Background A substantial part of the oncologic surgical procedure in non-small cell lung cancer (NSCLC) is systematic lymph node dissection (sLND). However, controversies still exist regarding the quality of minimally invasive (video-assisted thoracoscopic surgery, VATS) sLND in oncologic resections. The rate of stage migration from clinical to pathological N-status has been discussed as one parameter for the quality of sLND. Methods Between March 2011 and May 2014, seventy-seven patients (62 male, 15 female) were scheduled for anatomical lung resection and sLND by VATS for clinical stage I (UICC 7th edition) NSCLC. Preoperative staging was performed by [18F]-fluorodesoxyglucose positron emission tomography with computed tomography (FDGPET/CT). Patient data were retrospectively analyzed with regard to divergence in clinical and pathological N-factor. FDG-PET/CTs of patients with lymph node (LN) upstaging after VATS resections were blindly re-evaluated by an experienced radiologist. Results In FDG-PET/CT, preoperative tumor stage was cT1N0M0 in 41 (53.2%) and cT2aN0M0 in 28 (36.4%) patients.

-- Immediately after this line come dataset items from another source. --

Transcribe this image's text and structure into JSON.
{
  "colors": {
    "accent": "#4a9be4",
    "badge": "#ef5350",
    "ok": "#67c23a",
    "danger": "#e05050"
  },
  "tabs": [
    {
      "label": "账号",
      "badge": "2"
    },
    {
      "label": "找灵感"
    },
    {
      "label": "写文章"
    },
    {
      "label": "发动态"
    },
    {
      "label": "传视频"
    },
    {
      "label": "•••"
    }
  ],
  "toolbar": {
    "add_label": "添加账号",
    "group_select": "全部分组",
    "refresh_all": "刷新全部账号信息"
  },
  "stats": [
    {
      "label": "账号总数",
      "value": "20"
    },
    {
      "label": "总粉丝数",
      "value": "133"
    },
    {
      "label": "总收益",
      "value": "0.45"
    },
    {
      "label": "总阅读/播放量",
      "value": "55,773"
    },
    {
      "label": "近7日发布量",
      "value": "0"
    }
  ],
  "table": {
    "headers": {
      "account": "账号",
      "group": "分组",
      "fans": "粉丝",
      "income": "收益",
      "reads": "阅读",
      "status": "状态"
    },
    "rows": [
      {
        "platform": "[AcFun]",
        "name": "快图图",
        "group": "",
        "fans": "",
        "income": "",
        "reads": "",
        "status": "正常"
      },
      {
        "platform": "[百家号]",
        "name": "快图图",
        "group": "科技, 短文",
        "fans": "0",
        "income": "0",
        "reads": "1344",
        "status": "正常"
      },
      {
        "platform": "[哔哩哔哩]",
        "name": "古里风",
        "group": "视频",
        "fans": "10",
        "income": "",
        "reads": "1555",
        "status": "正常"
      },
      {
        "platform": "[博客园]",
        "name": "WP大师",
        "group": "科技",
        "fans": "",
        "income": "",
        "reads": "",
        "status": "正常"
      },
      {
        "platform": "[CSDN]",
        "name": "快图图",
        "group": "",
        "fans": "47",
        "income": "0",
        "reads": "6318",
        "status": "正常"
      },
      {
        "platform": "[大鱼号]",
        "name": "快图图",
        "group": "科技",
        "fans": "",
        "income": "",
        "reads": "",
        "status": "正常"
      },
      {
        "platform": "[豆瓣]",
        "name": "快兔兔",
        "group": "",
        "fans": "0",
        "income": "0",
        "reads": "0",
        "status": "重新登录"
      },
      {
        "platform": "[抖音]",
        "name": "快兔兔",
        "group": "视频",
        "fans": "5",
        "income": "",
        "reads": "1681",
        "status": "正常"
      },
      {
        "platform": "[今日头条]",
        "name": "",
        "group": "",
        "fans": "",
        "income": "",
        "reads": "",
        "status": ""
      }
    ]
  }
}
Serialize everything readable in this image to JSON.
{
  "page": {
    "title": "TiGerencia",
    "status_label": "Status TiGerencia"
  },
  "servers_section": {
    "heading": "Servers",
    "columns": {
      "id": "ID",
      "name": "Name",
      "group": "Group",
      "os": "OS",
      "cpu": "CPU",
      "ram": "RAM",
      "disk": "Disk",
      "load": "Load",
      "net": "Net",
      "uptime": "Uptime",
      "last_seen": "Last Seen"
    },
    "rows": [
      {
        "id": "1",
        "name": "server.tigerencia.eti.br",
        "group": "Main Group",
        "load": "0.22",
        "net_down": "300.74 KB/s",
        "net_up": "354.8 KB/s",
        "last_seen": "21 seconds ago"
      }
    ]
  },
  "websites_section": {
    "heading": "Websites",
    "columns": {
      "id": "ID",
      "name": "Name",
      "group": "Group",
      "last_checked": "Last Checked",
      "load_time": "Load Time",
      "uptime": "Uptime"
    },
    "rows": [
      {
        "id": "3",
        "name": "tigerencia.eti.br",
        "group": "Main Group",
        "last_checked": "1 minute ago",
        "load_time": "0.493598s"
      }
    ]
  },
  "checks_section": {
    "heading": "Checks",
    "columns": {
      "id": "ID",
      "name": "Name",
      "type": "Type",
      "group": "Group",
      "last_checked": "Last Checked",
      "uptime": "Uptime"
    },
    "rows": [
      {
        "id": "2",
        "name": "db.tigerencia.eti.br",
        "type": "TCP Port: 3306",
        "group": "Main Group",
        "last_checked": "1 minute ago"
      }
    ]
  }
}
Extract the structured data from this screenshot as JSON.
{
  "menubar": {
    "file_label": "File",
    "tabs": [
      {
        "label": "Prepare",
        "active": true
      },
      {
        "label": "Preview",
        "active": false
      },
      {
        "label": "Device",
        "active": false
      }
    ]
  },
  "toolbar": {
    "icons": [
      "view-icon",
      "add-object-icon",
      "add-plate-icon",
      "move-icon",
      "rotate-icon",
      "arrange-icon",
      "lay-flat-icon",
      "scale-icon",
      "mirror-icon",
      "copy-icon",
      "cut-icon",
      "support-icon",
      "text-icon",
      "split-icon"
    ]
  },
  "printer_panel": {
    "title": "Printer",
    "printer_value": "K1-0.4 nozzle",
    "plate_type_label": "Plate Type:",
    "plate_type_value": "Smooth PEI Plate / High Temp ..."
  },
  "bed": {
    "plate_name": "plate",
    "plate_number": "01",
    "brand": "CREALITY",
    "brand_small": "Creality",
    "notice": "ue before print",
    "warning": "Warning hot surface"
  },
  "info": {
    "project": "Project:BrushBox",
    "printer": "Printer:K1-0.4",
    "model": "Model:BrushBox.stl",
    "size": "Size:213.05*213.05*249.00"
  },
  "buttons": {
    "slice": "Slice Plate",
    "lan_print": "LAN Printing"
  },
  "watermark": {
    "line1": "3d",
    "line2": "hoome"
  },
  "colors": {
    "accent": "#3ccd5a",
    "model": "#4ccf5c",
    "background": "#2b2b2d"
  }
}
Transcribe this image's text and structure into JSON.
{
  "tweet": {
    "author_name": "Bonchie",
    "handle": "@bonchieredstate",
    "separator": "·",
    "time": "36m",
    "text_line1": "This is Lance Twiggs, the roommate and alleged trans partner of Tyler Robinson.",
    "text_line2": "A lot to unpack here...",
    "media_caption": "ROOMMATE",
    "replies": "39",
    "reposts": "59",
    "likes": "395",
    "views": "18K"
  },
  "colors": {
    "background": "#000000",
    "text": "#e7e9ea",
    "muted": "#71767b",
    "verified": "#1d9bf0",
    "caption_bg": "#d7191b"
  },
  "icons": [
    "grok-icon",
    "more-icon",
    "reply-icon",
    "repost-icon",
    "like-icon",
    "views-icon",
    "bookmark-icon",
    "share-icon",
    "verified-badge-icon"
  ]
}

In six (7.8 %) patients the primary tumor was not suspicious for malignancy, and in two (2.6 %) patients the tumor was not evaluable due to prior wedge resection before FDG-PET/CT. Thirty-one (40.3 %) left-sided and 46 (59.7 %) right-sided pulmonary resections with sLND were performed; 19.57 +/- 0.99 LNs were dissected. In 13 (16.9 %) patients a nodal stage migration from preoperative clinical to postoperative pathological N-stage was observed [cN0 to pN1 in 9 (11.7 %) and cN0 to pN2 in 4 (5.2 %) cases]. In correlation to the clinical T-factor, the rate of N-factor upstaging for cT1 was 12.2 % and for cT2a was 28.6 %, respectively. In 50 % of the patients with postoperative nodal staging shift, no changes were observed on re-evaluation of the preoperative FDG-PET/CT. Conclusion In this series of clinical stage INSCLC patients, the rate of nodal stage migration after sLND by VATS is higher than previously reported. Prospective randomized controlled trials are needed to prove the oncologic quality of a sLND by VATS versus standard open approach.